MOSH already exists, and it is a proper ssh-like protocol over UDP that takes advantage of the properties of UDP. It's great for use when traveling and being forced to use horrible high latency wireless connections.

MOSH is really a on-purpose "horrible SSH" as far as SSH goes, but it is instead intended to be what you actually need for remote, unstable, unreliable slow connections: a somewhat reponsive experience, a kinda of remote desktop protocol but for terminals, you only send the input and output deltas; you intentionally don't block waiting at any side for precise confirmation of every single byte in or out of a remote terminal.
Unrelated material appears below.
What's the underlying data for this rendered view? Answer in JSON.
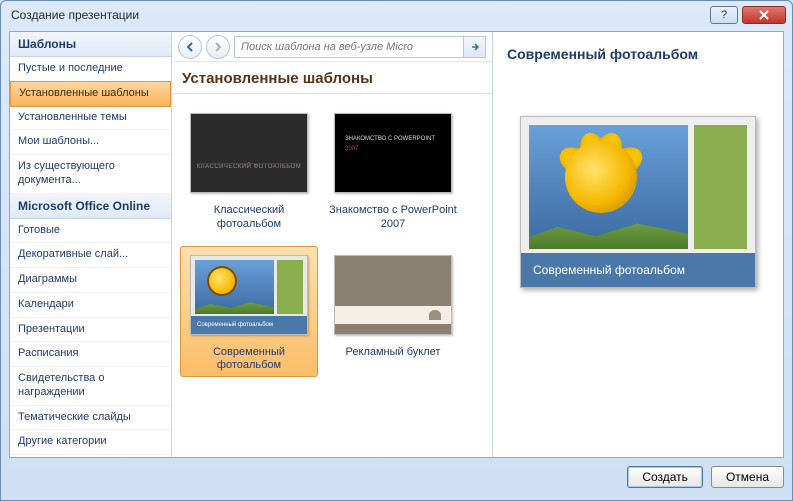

I doubt e.g. OpenSSH would ever implement something like you describe though. They're seemingly very much against anything x509/WebPKI.

You imply OpenSSH is the place to do this work.

Given the protocol changes needed, it may be a new implementation. I actually expect it would be.

I believe section 7 of RFC 9000 would allow for the creation of a handshake protocol which could conform to SSH without the need for including x509.

Thanks for the tip, wasn't aware of this.